Current seat of the Junta de Andalucía

 

This is the venue for official visits, receptions for Kings and ambassadors, the presentation of medals and titles, the signing of important agreements and even very special concerts, among other activities.

 

For almost a decade, a complex process of rehabilitation, recovery, reconstruction, restoration and refurbishment work has been carried out to restore the splendour of this historic Palace of San Telmo, which is located outside the historic centre on the Paseo de las Delicias, a site that already has a high historical significance as it is located between the famous Puerta de Jerez and the Hotel Alfonso XIII, very close to what was once the Royal Tobacco Factory.

 

Its integration with the landscape of the nearby Guadalquivir River and its beauty make this palace one of the most impressive examples of Baroque architecture, not only in Seville, but in the whole of Spain.

 

Outstanding building in Seville

The work, by Atelier Vázquez Consuegra, began as a College-Seminary of the University of Seafarers for almost a century (between 1682 and 1796) in a late 17th-century building that was a benchmark of Sevillian Baroque architecture. Later, during the second half of the 19th century, it was the residence of the Dukes of Montpensier.

 

It was later ceded to the Church to serve as the Metropolitan Seminary until the end of the 20th century. Today it is the seat of the Presidency of the Junta de Andalucía, the Government of the Autonomous Community of Andalusia, so some remodelling has had to be carried out to adapt it to a completely different use, given its religious past as a seminary.

 

An iconic and dejected palace

Just as the uses of this place have varied, so has its appearance, and by the 20th century it has become a heterogeneous mixture of styles. In the 1980s, work was carried out, such as restoring the front of the building.

 

Inside, there are diaphanous spaces in white and grey tones as well as others in which blue, ochre and reddish colours blend together. The recovery has been almost integral in order to finally give coherence to the whole ensemble while maintaining the main bay.
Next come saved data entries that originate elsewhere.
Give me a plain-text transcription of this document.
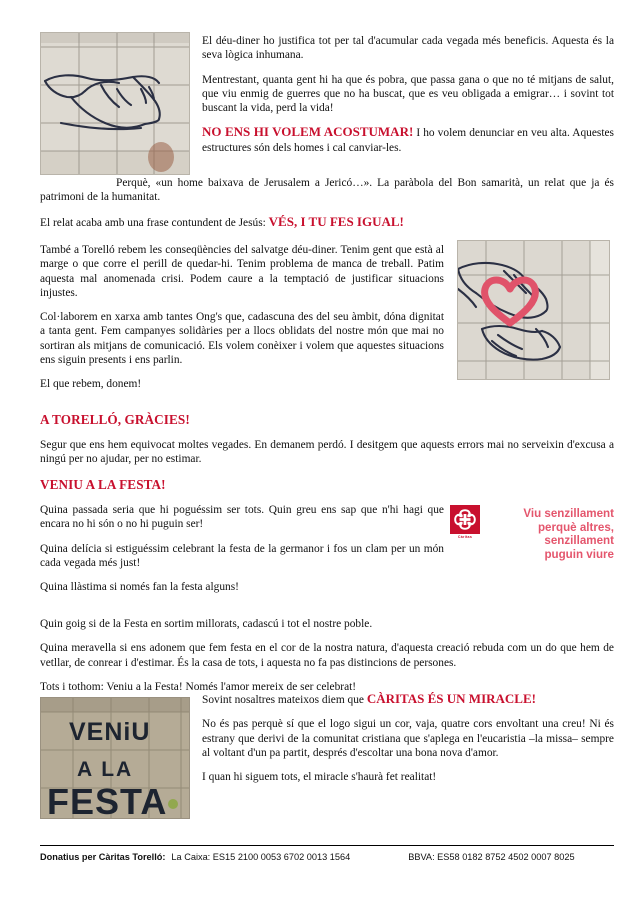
El déu-diner ho justifica tot per tal d'acumular cada vegada més beneficis. Aquesta és la seva lògica inhumana.

Mentrestant, quanta gent hi ha que és pobra, que passa gana o que no té mitjans de salut, que viu enmig de guerres que no ha buscat, que es veu obligada a emigrar… i sovint tot buscant la vida, perd la vida!

NO ENS HI VOLEM ACOSTUMAR! I ho volem denunciar en veu alta. Aquestes estructures són dels homes i cal canviar-les.

Perquè, «un home baixava de Jerusalem a Jericó…». La paràbola del Bon samarità, un relat que ja és patrimoni de la humanitat.

El relat acaba amb una frase contundent de Jesús: VÉS, I TU FES IGUAL!

També a Torelló rebem les conseqüències del salvatge déu-diner. Tenim gent que està al marge o que corre el perill de quedar-hi. Tenim problema de manca de treball. Patim aquesta mal anomenada crisi. Podem caure a la temptació de justificar situacions injustes.

Col·laborem en xarxa amb tantes Ong's que, cadascuna des del seu àmbit, dóna dignitat a tanta gent. Fem campanyes solidàries per a llocs oblidats del nostre món que mai no sortiran als mitjans de comunicació. Els volem conèixer i volem que aquestes situacions ens siguin presents i ens parlin.

El que rebem, donem!

A TORELLÓ, GRÀCIES!

Segur que ens hem equivocat moltes vegades. En demanem perdó. I desitgem que aquests errors mai no serveixin d'excusa a ningú per no ajudar, per no estimar.

VENIU A LA FESTA!

Quina passada seria que hi poguéssim ser tots. Quin greu ens sap que n'hi hagi que encara no hi són o no hi puguin ser!

Quina delícia si estiguéssim celebrant la festa de la germanor i fos un clam per un món cada vegada més just!

Quina llàstima si només fan la festa alguns!

Càritas
Viu senzillament
perquè altres,
senzillament
puguin viure

Quin goig si de la Festa en sortim millorats, cadascú i tot el nostre poble.

Quina meravella si ens adonem que fem festa en el cor de la nostra natura, d'aquesta creació rebuda com un do que hem de vetllar, de conrear i d'estimar. És la casa de tots, i aquesta no fa pas distincions de persones.

Tots i tothom: Veniu a la Festa! Només l'amor mereix de ser celebrat!

VENiU
A LA
FESTA

Sovint nosaltres mateixos diem que CÀRITAS ÉS UN MIRACLE!

No és pas perquè sí que el logo sigui un cor, vaja, quatre cors envoltant una creu! Ni és estrany que derivi de la comunitat cristiana que s'aplega en l'eucaristia –la missa– sempre al voltant d'un pa partit, després d'escoltar una bona nova d'amor.

I quan hi siguem tots, el miracle s'haurà fet realitat!

Donatius per Càritas Torelló: La Caixa: ES15 2100 0053 6702 0013 1564	BBVA: ES58 0182 8752 4502 0007 8025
The central courtyard, the chapel and the perimeter walls; but it is true that it has suffered too much from the long history of interior demolitions and adaptations for its different uses.

 

In the latest project, two courtyards that belonged to that first work at the end of the 17th century have been recovered: the Patio de San Jerónimo, now built on the numerous historical remains, and the old courtyard annexed to the Chapel, which has been restored to its former dimensions. The idea is for the Palace to resemble those complex spaces of its Baroque origins rather than those of its ecclesiastical period, when they had a more inert appearance.

 

An image of a garden paradise

The garden has been restored with masses of vegetation and a wild appearance in a mixture of fruits, flowers and colours, which have brought back the enviable garden that existed when it was the residence of the Montpensier family. Elements such as lights and benches have been added to this enormous garden to give it a more practical feel.

 

Guided tours of the San Telmo Palace

Guided tours with an expert guide, which require prior reservation, provide a tour lasting about an hour and a half, and give you an idea of why this is one of the city’s great architectural gems and of its historical importance.